Glammy Dolls für lau


Sohodolls, Admiralspalast, 22.5.2008

Juni 2nd, 2008 | 0 Kommentare ...  

Glammy Dolls für lau
Maja Doll, Admiralspalast, Photo: Mike M. © Dorfdisco 2008

Von Mike Menzel

Am 22. Mai war es soweit, die Londoner Band Sohodolls, zuletzt vor zwei Jahren in der Stadt, führten uns zu einem ihrer seltenen Gastspiele in den Admiralspalast, umsonst.

Am gleichen Abend aber fand dort auch ein Konzert der Berliner Philharmoniker statt, die wegen ihres angekokelten Daches an diesem Abend einen Ausweichort fanden, so dass sich der Beginn der Dolls wegen der Palast internen Akustik erstmal um fast zwei Stunden nach hinten verschob.

Derweil zog man sich mit der, zum neoklassizistischen Foyer passenden, auf Neo-Trash-Glam-Gothic-Style getrimmten Zuhörerschaft ein paar nicht ganz billige Getränke rein, die von einem ausgesprochen gepflegt kompetenten, und metropolitisch gestyltem Personal orchestral gereicht wurden.

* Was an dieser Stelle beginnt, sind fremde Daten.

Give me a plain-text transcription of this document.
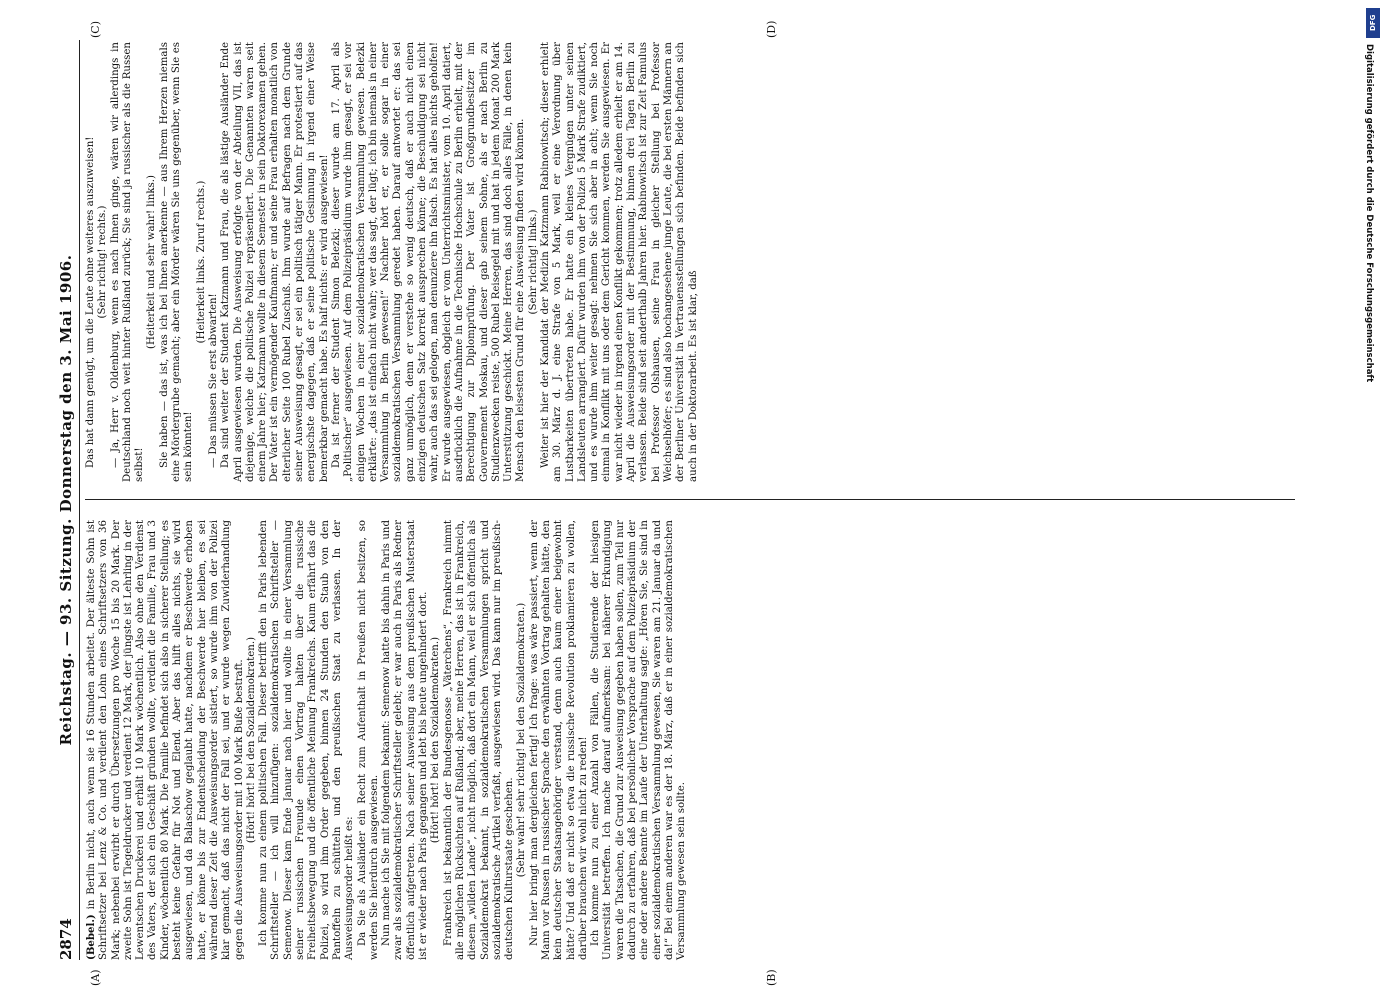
2874
Reichstag. — 93. Sitzung. Donnerstag den 3. Mai 1906.

(Bebel.) in Berlin nicht, auch wenn sie 16 Stunden arbeitet. Der älteste Sohn ist Schriftsetzer bei Lenz & Co. und verdient den Lohn eines Schriftsetzers von 36 Mark; nebenbei erwirbt er durch Übersetzungen pro Woche 15 bis 20 Mark. Der zweite Sohn ist Tiegeldrucker und verdient 12 Mark, der jüngste ist Lehrling in der Lewentschen Druckerei und erhält 10 Mark wöchentlich. Also ohne den Verdienst des Vaters, der sich ein Geschäft gründen wollte, verdient die Familie, Frau und 3 Kinder, wöchentlich 80 Mark. Die Familie befindet sich also in sicherer Stellung; es besteht keine Gefahr für Not und Elend. Aber das hilft alles nichts, sie wird ausgewiesen, und da Balaschow geglaubt hatte, nachdem er Beschwerde erhoben hatte, er könne bis zur Endentscheidung der Beschwerde hier bleiben, es sei während dieser Zeit die Ausweisungsorder sistiert, so wurde ihm von der Polizei klar gemacht, daß das nicht der Fall sei, und er wurde wegen Zuwiderhandlung gegen die Ausweisungsorder mit 100 Mark Buße bestraft. (Hört! hört! bei den Sozialdemokraten.) Ich komme nun zu einem politischen Fall. Dieser betrifft den in Paris lebenden Schriftsteller — ich will hinzufügen: sozialdemokratischen Schriftsteller — Semenow. Dieser kam Ende Januar nach hier und wollte in einer Versammlung seiner russischen Freunde einen Vortrag halten über die russische Freiheitsbewegung und die öffentliche Meinung Frankreichs. Kaum erfährt das die Polizei, so wird ihm Order gegeben, binnen 24 Stunden den Staub von den Pantoffeln zu schütteln und den preußischen Staat zu verlassen. In der Ausweisungsorder heißt es: Da Sie als Ausländer ein Recht zum Aufenthalt in Preußen nicht besitzen, so werden Sie hierdurch ausgewiesen. Nun mache ich Sie mit folgendem bekannt: Semenow hatte bis dahin in Paris und zwar als sozialdemokratischer Schriftsteller gelebt; er war auch in Paris als Redner öffentlich aufgetreten. Nach seiner Ausweisung aus dem preußischen Musterstaat ist er wieder nach Paris gegangen und lebt bis heute ungehindert dort. (Hört! hört! bei den Sozialdemokraten.) Frankreich ist bekanntlich der Bundesgenosse „Väterchens“, Frankreich nimmt alle möglichen Rücksichten auf Rußland; aber, meine Herren, das ist in Frankreich, diesem „wilden Lande“, nicht möglich, daß dort ein Mann, weil er sich öffentlich als Sozialdemokrat bekannt, in sozialdemokratischen Versammlungen spricht und sozialdemokratische Artikel verfaßt, ausgewiesen wird. Das kann nur im preußisch-deutschen Kulturstaate geschehen. (Sehr wahr! sehr richtig! bei den Sozialdemokraten.) Nur hier bringt man dergleichen fertig! Ich frage: was wäre passiert, wenn der Mann vor Russen in russischer Sprache den erwähnten Vortrag gehalten hätte, den kein deutscher Staatsangehöriger verstand, denn auch kaum einer beigewohnt hätte? Und daß er nicht so etwa die russische Revolution proklamieren zu wollen, darüber brauchen wir wohl nicht zu reden! Ich komme nun zu einer Anzahl von Fällen, die Studierende der hiesigen Universität betreffen. Ich mache darauf aufmerksam: bei näherer Erkundigung waren die Tatsachen, die Grund zur Ausweisung gegeben haben sollen, zum Teil nur dadurch zu erfahren, daß bei persönlicher Vorsprache auf dem Polizeipräsidium der eine oder andere Beamte im Laufe der Unterhaltung sagte: „Hören Sie, Sie sind in einer sozialdemokratischen Versammlung gewesen, Sie waren am 21. Januar da und da!“ Bei einem anderen war es der 18. März, daß er in einer sozialdemokratischen Versammlung gewesen sein sollte.

Das hat dann genügt, um die Leute ohne weiteres auszuweisen! (Sehr richtig! rechts.) — Ja, Herr v. Oldenburg, wenn es nach Ihnen ginge, wären wir allerdings in Deutschland noch weit hinter Rußland zurück; Sie sind ja russischer als die Russen selbst!

(Heiterkeit und sehr wahr! links.) Sie haben — das ist, was ich bei Ihnen anerkenne — aus Ihrem Herzen niemals eine Mördergrube gemacht; aber ein Mörder wären Sie uns gegenüber, wenn Sie es sein könnten!

(Heiterkeit links. Zuruf rechts.)

— Das müssen Sie erst abwarten! Da sind weiter der Student Katzmann und Frau, die als lästige Ausländer Ende April ausgewiesen wurden. Die Ausweisung erfolgte von der Abteilung VII, das ist diejenige, welche die politische Polizei repräsentiert. Die Genannten waren seit einem Jahre hier; Katzmann wollte in diesem Semester in sein Doktorexamen gehen. Der Vater ist ein vermögender Kaufmann; er und seine Frau erhalten monatlich von elterlicher Seite 100 Rubel Zuschuß. Ihm wurde auf Befragen nach dem Grunde seiner Ausweisung gesagt, er sei ein politisch tätiger Mann. Er protestiert auf das energischste dagegen, daß er seine politische Gesinnung in irgend einer Weise bemerkbar gemacht habe. Es half nichts: er wird ausgewiesen! Da ist ferner der Student Simon Belezki; dieser wurde am 17. April als „Politischer“ ausgewiesen. Auf dem Polizeipräsidium wurde ihm gesagt, er sei vor einigen Wochen in einer sozialdemokratischen Versammlung gewesen. Belezki erklärte: „das ist einfach nicht wahr; wer das sagt, der lügt; ich bin niemals in einer Versammlung in Berlin gewesen!“ Nachher hört er, er solle sogar in einer sozialdemokratischen Versammlung geredet haben. Darauf antwortet er: das sei ganz unmöglich, denn er verstehe so wenig deutsch, daß er auch nicht einen einzigen deutschen Satz korrekt aussprechen könne; die Beschuldigung sei nicht wahr, auch das sei gelogen, man denunziere ihn falsch. Es hat alles nichts geholfen! Er wurde ausgewiesen, obgleich er vom Unterrichtsminister, vom 10. April datiert, ausdrücklich die Aufnahme in die Technische Hochschule zu Berlin erhielt, mit der Berechtigung zur Diplomprüfung. Der Vater ist Großgrundbesitzer im Gouvernement Moskau, und dieser gab seinem Sohne, als er nach Berlin zu Studienzwecken reiste, 500 Rubel Reisegeld mit und hat in jedem Monat 200 Mark Unterstützung geschickt. Meine Herren, das sind doch alles Fälle, in denen kein Mensch den leisesten Grund für eine Ausweisung finden wird können. (Sehr richtig! links.) Weiter ist hier der Kandidat der Medizin Katzmann Rabinowitsch; dieser erhielt am 30. März d. J. eine Strafe von 5 Mark, weil er eine Verordnung über Lustbarkeiten übertreten habe. Er hatte ein kleines Vergnügen unter seinen Landsleuten arrangiert. Dafür wurden ihm von der Polizei 5 Mark Strafe zudiktiert, und es wurde ihm weiter gesagt: nehmen Sie sich aber in acht; wenn Sie noch einmal in Konflikt mit uns oder dem Gericht kommen, werden Sie ausgewiesen. Er war nicht wieder in irgend einen Konflikt gekommen; trotz alledem erhielt er am 14. April die Ausweisungsorder mit der Bestimmung, binnen drei Tagen Berlin zu verlassen. Beide sind seit anderthalb Jahren hier. Rabinowitsch ist zur Zeit Famulus bei Professor Olshausen, seine Frau in gleicher Stellung bei Professor Weichselhöfer; es sind also hochangesehene junge Leute, die bei ersten Männern an der Berliner Universität in Vertrauensstellungen sich befinden. Beide befinden sich auch in der Doktorarbeit. Es ist klar, daß

(A)	(B)
(C)	(D)	DFG
Digitalisierung gefördert durch die Deutsche Forschungsgemeinschaft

Gestärkt und alkoholisiert wie ein metropolitischer Rotlichtviertel Streuner, glitt man über schöne Treppen und Gänge hinauf in den vierten Stock des Hauses, in der Annahme gleich das geheime Etablissement von Madame Boudoire zu betreten, dem neuen Admiralspalast Studio, als sich die vielleicht hundert angetüdelten Fans in einem mit modernster Technik ausgestatteten 400 Stehplätze Halle wiederfanden.

Wer überlebt, ist gut dachte ich, als die Band plötzlich auf die Bühne trat. Mit ihrem eingängigen Elektro-Glam-Pop versuchten die Dolls vom ersten Song an zu infizieren, doch so richtig warm mochte es nicht werden. Man mühte sich um Nähe, scheiterte aber für meinen Geschmack an einer dominat hohen Bühne.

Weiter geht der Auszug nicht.